I am very frustrated with the way HDAG has handled student feedback and the lack of general student input incorporated into the plan. I feel like the decision has been made, and that the administration is just going through the motions to appear as if they care about student opinion. At the recent HDAG meeting, I brought up many suggestions on how to improve the proposed plan to align better with student desires and to make it more cost-efficient. Yet these valid arguments were not even considered, and once the RFP is sent out, the plan will be essentially unalterable. A survey is being planned by HDAG, but its purpose is to alleviate student concerns rather than to get student feedback, so honestly it’s just a waste of time.

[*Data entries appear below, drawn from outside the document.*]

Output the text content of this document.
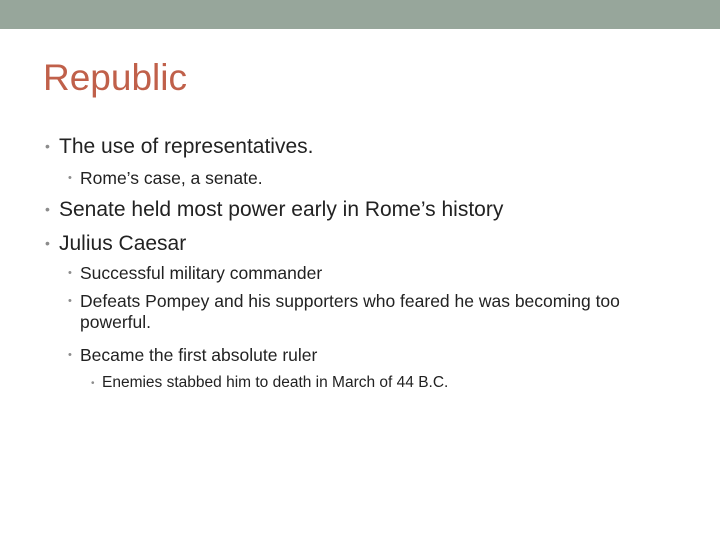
Republic
• The use of representatives.
• Rome’s case, a senate.
• Senate held most power early in Rome’s history
• Julius Caesar
• Successful military commander
• Defeats Pompey and his supporters who feared he was becoming too powerful.
• Became the first absolute ruler
• Enemies stabbed him to death in March of 44 B.C.
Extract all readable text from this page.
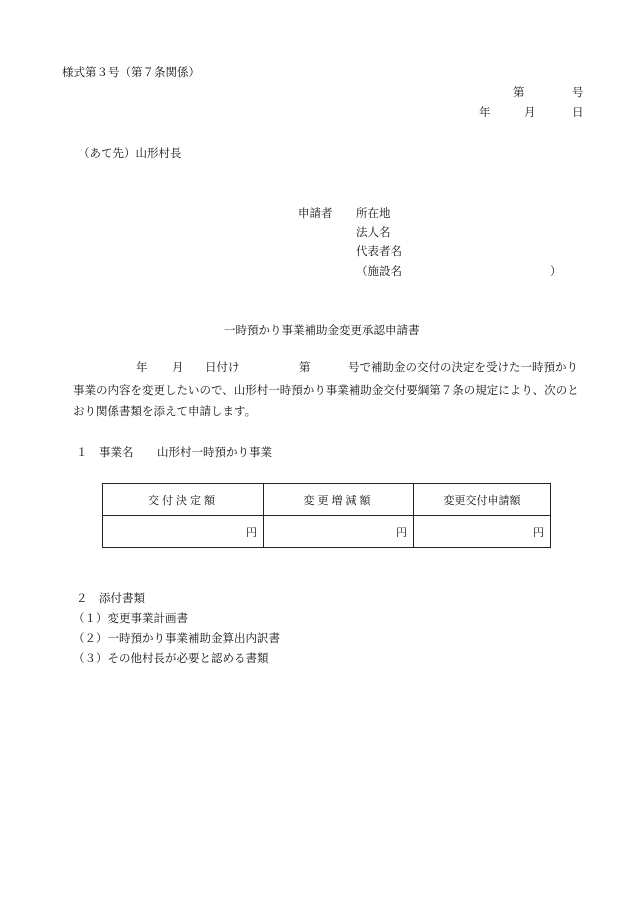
様式第３号（第７条関係）
第	号
年	月	日
（あて先）山形村長
申請者 所在地
法人名
代表者名
（施設名	）
一時預かり事業補助金変更承認申請書
年 月 日付け	第	号で補助金の交付の決定を受けた一時預かり
事業の内容を変更したいので、山形村一時預かり事業補助金交付要綱第７条の規定により、次のと
おり関係書類を添えて申請します。
１ 事業名 山形村一時預かり事業
交付決定額	変更増減額	変更交付申請額
円	円	円
２ 添付書類
（１）変更事業計画書
（２）一時預かり事業補助金算出内訳書
（３）その他村長が必要と認める書類
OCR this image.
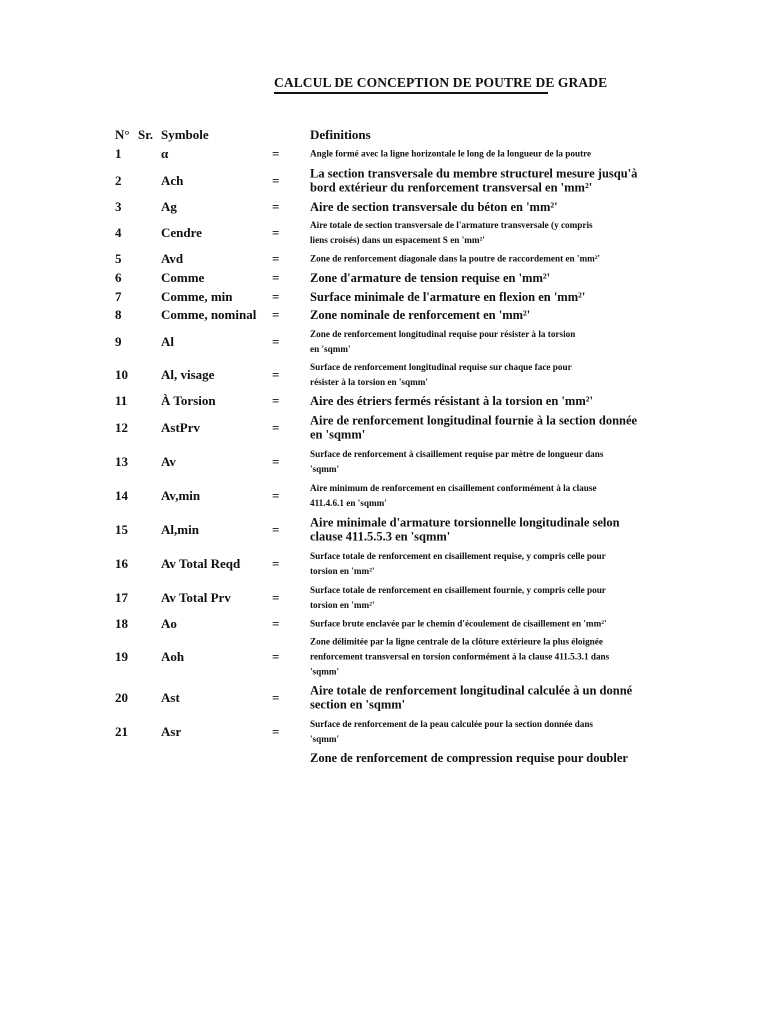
CALCUL DE CONCEPTION DE POUTRE DE GRADE
N° Sr. Symbole	Definitions
1	α	=	Angle formé avec la ligne horizontale le long de la longueur de la poutre
2	Ach	= La section transversale du membre structurel mesure jusqu'à
bord extérieur du renforcement transversal en 'mm²'
3	Ag	= Aire de section transversale du béton en 'mm²'
4	Cendre	=	Aire totale de section transversale de l'armature transversale (y compris
liens croisés) dans un espacement S en 'mm²'
5	Avd	=	Zone de renforcement diagonale dans la poutre de raccordement en 'mm²'
6	Comme	= Zone d'armature de tension requise en 'mm²'
7	Comme, min	= Surface minimale de l'armature en flexion en 'mm²'
8	Comme, nominal = Zone nominale de renforcement en 'mm²'
9	Al	=	Zone de renforcement longitudinal requise pour résister à la torsion
en 'sqmm'
10	Al, visage	=	Surface de renforcement longitudinal requise sur chaque face pour
résister à la torsion en 'sqmm'
11	À Torsion	= Aire des étriers fermés résistant à la torsion en 'mm²'
12	AstPrv	= Aire de renforcement longitudinal fournie à la section donnée
en 'sqmm'
13	Av	=	Surface de renforcement à cisaillement requise par mètre de longueur dans
'sqmm'
14	Av,min	=	Aire minimum de renforcement en cisaillement conformément à la clause
411.4.6.1 en 'sqmm'
15	Al,min	= Aire minimale d'armature torsionnelle longitudinale selon
clause 411.5.5.3 en 'sqmm'
16	Av Total Reqd =	Surface totale de renforcement en cisaillement requise, y compris celle pour
torsion en 'mm²'
17	Av Total Prv	=	Surface totale de renforcement en cisaillement fournie, y compris celle pour
torsion en 'mm²'
18	Ao	=	Surface brute enclavée par le chemin d'écoulement de cisaillement en 'mm²'
19	Aoh	=
Zone délimitée par la ligne centrale de la clôture extérieure la plus éloignée
renforcement transversal en torsion conformément à la clause 411.5.3.1 dans
'sqmm'
20	Ast	= Aire totale de renforcement longitudinal calculée à un donné
section en 'sqmm'
21	Asr	=	Surface de renforcement de la peau calculée pour la section donnée dans
'sqmm'
Zone de renforcement de compression requise pour doubler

HDAG has this sense of paternalism and feels that it is their job to regulate and ensure that students eat a normal three meals every day. College students are adults that can take care of themselves. HDAG forgets about the majority of MIT that still will not be on a dining plan even once this plan is finalized. And even without a restrictive dining plan, MIT students continue to perform at high levels. (One of HDAG’s arguments is that the plan will improve academic performance). Because HDAG thinks that students should eat a full breakfast, they are requiring that all students living in dorms with dining halls at least pay for a continental-plus breakfast each morning, regardless of whether or not they actually eat it.

From a financial and logistical standpoint, HDAG’s plan does not make sense. The housemaster membership on the committee makes the plan inherently biased towards dining halls for each individual house. This creates an inherent problem with sustainability and cost because it forces students to pay the overhead costs for five separate dining halls for two meals a day, seven days a week. This requires a high level of commitment for meals in order for the dining halls to reach necessary utilization/full capacity. This limits choice, which is supposed to be one of the key principles of the HDAG proposal. In addition, with the opening of Maseeh Hall, more than half of beds on campus will require a dining plan, further limiting choice.

It has been largely argued that having house dining is important to create community that apparently, according to HDAG, these dorms currently lack. Even if MIT didn’t have an incredibly strong sense of community within houses, the fact that many students form communities through Greek life has been ignored. This plan is an attempt to create what is deemed as appropriate college culture, thereby diminishing what makes MIT unique.